If someone hit a shoulder with almost any legal firearm and did not kill the deer they must have taken out the near shoulder on a quartering away angle or shot a deer on a dead run such that the shoulder was out in front of the chest. The whole concept of a "shoulder shot" is to take out a shoulder
on the way into the chest. If you hit the shoulder at such an angle that the chest is not behind it, then you are shooting for the wrong shoulder. A quartering toward, or even perfectly broadside hit in the shoulder joint will penetrate into the chest and major vessels enough to kill a deer pretty quickly. There is no way a slug (or muzzy bullet) stops at the shoulder and fails to penetrate the chest at any reasonable distance. Even if it breaks up, there is enough energy there that the pieces of bullet &/or bone will get the job done. There is a reason that bear guides often use slug guns as a backup weapon. They are that powerful at close range! On a quartering away angle, shoot for the far shoulder so the bullet goes through the chest first.

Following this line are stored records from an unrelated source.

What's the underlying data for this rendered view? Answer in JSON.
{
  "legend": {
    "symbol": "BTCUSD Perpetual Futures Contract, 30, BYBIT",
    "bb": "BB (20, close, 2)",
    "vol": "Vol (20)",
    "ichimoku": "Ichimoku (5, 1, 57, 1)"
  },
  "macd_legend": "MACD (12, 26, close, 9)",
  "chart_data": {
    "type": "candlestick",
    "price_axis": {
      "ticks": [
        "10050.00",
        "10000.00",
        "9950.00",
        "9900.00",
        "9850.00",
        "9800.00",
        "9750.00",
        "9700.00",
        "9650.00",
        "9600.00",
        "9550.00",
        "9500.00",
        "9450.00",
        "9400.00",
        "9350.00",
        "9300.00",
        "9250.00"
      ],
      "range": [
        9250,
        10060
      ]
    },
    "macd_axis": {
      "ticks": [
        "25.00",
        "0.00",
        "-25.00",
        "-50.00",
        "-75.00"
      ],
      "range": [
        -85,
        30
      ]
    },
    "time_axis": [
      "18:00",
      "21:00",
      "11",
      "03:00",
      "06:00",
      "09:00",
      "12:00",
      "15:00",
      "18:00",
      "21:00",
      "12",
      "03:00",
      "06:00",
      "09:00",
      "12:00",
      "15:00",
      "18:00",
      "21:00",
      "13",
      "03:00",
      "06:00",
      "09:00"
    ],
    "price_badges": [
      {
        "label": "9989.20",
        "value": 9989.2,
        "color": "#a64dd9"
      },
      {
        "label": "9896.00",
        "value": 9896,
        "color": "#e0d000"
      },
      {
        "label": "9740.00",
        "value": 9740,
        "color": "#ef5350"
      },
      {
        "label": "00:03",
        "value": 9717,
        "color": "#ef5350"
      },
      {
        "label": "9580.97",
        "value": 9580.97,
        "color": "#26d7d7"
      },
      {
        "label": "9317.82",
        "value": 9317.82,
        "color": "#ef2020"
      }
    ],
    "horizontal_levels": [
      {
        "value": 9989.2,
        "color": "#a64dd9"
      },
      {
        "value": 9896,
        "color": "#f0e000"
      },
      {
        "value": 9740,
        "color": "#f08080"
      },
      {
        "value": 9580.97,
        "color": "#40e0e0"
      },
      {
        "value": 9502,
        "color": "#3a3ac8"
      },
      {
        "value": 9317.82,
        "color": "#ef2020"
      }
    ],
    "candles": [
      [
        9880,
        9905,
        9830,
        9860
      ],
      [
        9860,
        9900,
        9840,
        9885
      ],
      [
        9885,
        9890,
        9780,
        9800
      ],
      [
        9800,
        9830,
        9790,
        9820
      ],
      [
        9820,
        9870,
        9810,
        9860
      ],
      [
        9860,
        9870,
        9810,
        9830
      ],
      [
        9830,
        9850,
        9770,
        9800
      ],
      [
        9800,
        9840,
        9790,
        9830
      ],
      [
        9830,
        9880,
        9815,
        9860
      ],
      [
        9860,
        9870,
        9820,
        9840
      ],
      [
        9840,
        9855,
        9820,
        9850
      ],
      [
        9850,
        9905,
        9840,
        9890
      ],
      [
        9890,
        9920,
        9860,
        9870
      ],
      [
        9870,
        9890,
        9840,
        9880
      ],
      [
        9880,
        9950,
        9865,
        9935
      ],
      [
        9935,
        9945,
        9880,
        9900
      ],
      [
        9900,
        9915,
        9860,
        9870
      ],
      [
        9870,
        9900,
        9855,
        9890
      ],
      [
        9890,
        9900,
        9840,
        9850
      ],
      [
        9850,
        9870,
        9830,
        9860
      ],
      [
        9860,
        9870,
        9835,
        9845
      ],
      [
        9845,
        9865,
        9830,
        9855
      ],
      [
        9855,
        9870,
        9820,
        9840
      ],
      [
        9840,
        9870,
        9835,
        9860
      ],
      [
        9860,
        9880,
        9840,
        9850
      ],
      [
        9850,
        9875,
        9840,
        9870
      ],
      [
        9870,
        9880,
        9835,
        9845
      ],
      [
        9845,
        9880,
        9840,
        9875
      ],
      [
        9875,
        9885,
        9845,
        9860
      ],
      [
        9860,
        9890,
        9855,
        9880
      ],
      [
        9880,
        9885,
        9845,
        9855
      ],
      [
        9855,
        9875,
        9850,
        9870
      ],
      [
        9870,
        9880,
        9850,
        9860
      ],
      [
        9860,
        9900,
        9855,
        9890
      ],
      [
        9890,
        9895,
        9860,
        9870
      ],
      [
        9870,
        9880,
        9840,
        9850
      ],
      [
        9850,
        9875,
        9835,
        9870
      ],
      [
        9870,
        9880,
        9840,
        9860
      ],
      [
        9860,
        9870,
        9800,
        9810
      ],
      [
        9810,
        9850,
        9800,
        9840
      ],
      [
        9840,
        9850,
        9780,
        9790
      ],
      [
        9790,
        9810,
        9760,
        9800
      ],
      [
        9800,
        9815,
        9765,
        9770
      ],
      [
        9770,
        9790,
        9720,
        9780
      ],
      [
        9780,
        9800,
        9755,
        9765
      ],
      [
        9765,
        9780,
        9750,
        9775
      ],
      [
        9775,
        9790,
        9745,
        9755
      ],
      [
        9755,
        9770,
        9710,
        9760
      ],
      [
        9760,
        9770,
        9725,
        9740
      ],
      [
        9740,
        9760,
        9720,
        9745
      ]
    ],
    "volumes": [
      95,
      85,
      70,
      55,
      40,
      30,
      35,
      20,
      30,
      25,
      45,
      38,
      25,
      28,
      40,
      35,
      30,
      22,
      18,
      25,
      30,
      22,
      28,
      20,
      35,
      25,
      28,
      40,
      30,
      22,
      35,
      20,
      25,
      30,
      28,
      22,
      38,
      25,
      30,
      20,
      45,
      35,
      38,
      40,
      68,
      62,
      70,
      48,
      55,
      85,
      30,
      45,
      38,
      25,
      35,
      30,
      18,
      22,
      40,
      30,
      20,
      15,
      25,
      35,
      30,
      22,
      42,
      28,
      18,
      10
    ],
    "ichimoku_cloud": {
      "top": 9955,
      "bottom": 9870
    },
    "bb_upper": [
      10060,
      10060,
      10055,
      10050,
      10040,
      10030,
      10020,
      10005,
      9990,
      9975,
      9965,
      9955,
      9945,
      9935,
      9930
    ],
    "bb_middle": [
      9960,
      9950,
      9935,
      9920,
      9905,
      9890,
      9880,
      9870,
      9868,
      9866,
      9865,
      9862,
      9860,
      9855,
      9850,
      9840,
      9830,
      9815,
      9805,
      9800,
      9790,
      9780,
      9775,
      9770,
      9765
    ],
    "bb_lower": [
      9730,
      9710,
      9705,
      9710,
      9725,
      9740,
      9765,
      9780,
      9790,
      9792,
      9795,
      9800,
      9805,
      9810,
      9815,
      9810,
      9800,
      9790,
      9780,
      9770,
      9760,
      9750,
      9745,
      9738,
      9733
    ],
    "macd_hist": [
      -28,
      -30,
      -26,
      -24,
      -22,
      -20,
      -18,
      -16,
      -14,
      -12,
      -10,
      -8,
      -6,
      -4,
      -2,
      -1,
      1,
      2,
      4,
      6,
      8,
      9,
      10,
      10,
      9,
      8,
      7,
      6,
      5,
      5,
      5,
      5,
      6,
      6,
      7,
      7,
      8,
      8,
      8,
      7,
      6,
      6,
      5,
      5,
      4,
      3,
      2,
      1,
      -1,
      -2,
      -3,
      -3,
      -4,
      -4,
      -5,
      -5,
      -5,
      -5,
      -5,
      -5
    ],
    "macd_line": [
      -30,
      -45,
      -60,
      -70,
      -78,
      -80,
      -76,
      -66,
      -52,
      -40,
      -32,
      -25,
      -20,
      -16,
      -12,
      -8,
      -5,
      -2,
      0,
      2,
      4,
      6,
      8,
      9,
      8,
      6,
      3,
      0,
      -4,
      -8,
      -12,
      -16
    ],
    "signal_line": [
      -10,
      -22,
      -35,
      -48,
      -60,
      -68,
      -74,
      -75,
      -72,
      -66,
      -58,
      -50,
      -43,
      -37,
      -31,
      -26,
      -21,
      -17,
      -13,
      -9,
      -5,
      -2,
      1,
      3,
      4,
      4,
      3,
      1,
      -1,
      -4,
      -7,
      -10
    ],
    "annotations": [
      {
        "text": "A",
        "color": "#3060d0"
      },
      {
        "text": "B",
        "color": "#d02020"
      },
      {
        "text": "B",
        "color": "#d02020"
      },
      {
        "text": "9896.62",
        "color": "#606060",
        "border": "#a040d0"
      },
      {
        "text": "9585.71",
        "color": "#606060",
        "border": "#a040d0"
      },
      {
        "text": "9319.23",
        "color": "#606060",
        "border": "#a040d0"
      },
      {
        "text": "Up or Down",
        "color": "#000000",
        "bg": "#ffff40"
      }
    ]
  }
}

Just because someone thinks/says they hit the shoulder, doesn't necessarily make it so. There is a lot of front leg that can be broken that doesn't overlay the chest, allowing the animal to run away. Just like a fisherman, you can tell any story you want about "the one that got away".
As for ruining meat with a shoulder shot, I would rather they drop & die right there than run a hundred yards before dying. I'll trade a handful of lost grinding meat from a shoulder hit for all the blood shot meat that I get from one that runs a hundred yards before dying any day.